Nonstandard airliner landing approaches

On a United flight from Denver to Houston two weeks ago, we made a non-standard approach into Bush Intercontinental. As a commercial airliner junky, I was wondering if the pilots out there could tell me what it was called and how common it is. I am not a pilot, but I do play Flight Simulator a lot. In this flight, I had the added advantage of listening to ATC over the in-cabin music system. I didn’t really notice anything unusual, so I assume it wasn’t anything really out of the ordinary for ATC or the pilot. We landed safely and smoothly without incident. My wife asked me “Is that normal?” (I have explained slats, flaps, spoilers, thrust reversers, etc. to her on previous flights) and I had to answer “I have no idea.”

26 and 27 are usually the approach runways. 26 is north of the airport, 27 is south of the airport. Usually, what happens is you get put into the pattern somewhere northeast of the airport and intercept a localizer and fly IFR in. We were in a 737 and approved for approach into 26. What we did was flew something like a 220 compass heading directly into the airport and made a 40 degree turn about 100 feet off the ground, right over the runway threshold.
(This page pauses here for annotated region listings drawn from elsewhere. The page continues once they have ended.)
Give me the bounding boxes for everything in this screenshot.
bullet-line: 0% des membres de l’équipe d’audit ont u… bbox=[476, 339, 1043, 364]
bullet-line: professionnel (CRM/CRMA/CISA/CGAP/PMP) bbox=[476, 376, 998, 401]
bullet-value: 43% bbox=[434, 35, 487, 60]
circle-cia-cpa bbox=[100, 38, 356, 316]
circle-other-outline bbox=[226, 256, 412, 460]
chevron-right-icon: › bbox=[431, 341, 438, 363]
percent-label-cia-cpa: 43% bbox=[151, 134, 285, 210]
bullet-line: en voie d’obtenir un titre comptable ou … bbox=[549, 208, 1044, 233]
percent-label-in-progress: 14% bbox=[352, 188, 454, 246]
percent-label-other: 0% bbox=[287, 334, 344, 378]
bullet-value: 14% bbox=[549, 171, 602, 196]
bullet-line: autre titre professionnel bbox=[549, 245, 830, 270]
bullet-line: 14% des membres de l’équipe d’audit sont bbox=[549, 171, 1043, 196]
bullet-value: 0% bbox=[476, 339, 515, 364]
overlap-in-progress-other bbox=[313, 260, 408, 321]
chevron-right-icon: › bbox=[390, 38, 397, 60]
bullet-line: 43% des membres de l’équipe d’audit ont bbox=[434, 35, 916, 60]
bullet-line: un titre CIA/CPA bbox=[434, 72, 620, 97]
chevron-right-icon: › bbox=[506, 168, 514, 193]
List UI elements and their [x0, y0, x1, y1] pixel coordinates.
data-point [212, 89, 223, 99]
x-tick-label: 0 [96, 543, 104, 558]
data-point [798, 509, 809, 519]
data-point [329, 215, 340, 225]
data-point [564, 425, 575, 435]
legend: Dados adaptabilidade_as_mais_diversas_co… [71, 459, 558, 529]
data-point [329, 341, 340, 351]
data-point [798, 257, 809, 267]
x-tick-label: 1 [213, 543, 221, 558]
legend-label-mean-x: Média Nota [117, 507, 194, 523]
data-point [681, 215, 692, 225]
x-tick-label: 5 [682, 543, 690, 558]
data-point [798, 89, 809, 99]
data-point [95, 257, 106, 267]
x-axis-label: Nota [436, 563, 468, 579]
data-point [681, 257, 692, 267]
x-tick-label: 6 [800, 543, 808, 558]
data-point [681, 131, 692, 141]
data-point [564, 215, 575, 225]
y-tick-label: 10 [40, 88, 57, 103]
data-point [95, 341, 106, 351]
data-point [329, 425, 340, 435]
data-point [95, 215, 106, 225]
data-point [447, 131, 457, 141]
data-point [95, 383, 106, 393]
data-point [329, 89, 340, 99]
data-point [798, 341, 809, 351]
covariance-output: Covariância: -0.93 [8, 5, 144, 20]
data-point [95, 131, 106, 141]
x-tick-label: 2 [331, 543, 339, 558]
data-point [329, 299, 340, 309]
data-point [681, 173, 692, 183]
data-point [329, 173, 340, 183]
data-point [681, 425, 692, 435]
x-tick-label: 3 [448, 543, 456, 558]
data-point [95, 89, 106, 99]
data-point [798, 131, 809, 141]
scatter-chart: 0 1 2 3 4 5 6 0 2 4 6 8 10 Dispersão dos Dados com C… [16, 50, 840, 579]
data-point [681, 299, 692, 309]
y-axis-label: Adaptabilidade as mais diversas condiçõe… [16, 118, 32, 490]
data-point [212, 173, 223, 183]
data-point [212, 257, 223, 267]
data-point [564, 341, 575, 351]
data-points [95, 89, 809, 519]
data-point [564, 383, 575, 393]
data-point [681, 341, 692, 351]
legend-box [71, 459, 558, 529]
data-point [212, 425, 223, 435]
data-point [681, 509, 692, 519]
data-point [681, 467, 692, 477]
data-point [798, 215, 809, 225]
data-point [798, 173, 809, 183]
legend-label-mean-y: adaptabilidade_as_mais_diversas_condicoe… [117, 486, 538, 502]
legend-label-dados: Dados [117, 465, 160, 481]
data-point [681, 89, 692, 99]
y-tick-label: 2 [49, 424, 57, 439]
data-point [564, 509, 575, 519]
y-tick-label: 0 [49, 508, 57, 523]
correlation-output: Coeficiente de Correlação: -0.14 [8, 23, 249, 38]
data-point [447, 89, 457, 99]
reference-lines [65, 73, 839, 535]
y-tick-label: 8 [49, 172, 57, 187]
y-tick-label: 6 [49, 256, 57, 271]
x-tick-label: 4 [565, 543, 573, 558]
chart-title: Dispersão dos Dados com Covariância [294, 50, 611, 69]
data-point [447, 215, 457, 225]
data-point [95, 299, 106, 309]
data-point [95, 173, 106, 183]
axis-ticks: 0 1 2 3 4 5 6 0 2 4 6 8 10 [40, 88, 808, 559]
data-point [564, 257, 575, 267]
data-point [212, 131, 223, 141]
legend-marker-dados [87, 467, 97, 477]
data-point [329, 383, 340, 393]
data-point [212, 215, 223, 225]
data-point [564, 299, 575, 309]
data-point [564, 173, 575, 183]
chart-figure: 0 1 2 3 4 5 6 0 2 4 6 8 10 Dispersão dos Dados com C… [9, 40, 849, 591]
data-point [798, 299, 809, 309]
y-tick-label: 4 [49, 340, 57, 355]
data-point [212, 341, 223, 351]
The only thing like that I had ever seen was the “interesting” approach into the old Hong Kong Kai Tak airport. In that one, you made about a 90 degree bank around 50 feet over a heavily industrialized neighborhood and then immediately landed on a peninsula facing away from the city. When I flew on that, I was sitting in the middle seat bank of a 747, and I remember Marlboro billboards whizzing by the windows while we were still in the air. This one was of course far less extreme, but it was still unnerving to see 20 degrees of bank with under 100 feet of altitude.

I seem to remember the pilot being approved to fly “right in.” I wasn’t really concentrating on the chatter, but I don’t remember a VFR approval. There was around a 3000 foot scattered cloud ceiling, with very little wind. It was right before 7 PM (so right at sunset) and visibility was good under 3000 feet. While leaving the airport, I saw planes stacked up on the 26 and 27 approaches in the standard positions in a direct line to the east of the airport, so it wasn’t something that everybody was doing that day.

Anybody have any ideas what I am talking about?

Similar thing happened to me flying Sydney to Alice Springs - The aircraft flew parallel to the runway at Alice but several hundred feet away and then did a brilliant 180 turn to touch down on the threshold. I really enjoyed it and I’d say the pilots relish the chance to do it as well - gotta be more exciting than intercepting an ILS 10 miles out and just floating slowly down.

I’ll second what you said about Kai Tek as well - an amazing experience to look in to people’s apartments as you came into land!

Well, it sounds as if he’s been cleared for a visual approach with a close base leg, most likely to fit into the sequence. We do it occassionally, not too unusual.

I’m just going to throw in here with the observation that air traffic has a lot of leeway how they’re going to bring the airplanes in. With good visibility it’s just not as necessary to maintain the published instrument approaches. Might have been a matter of being able to shave a few minutes off the approach time and fit your plane into traffic more easily with what they did.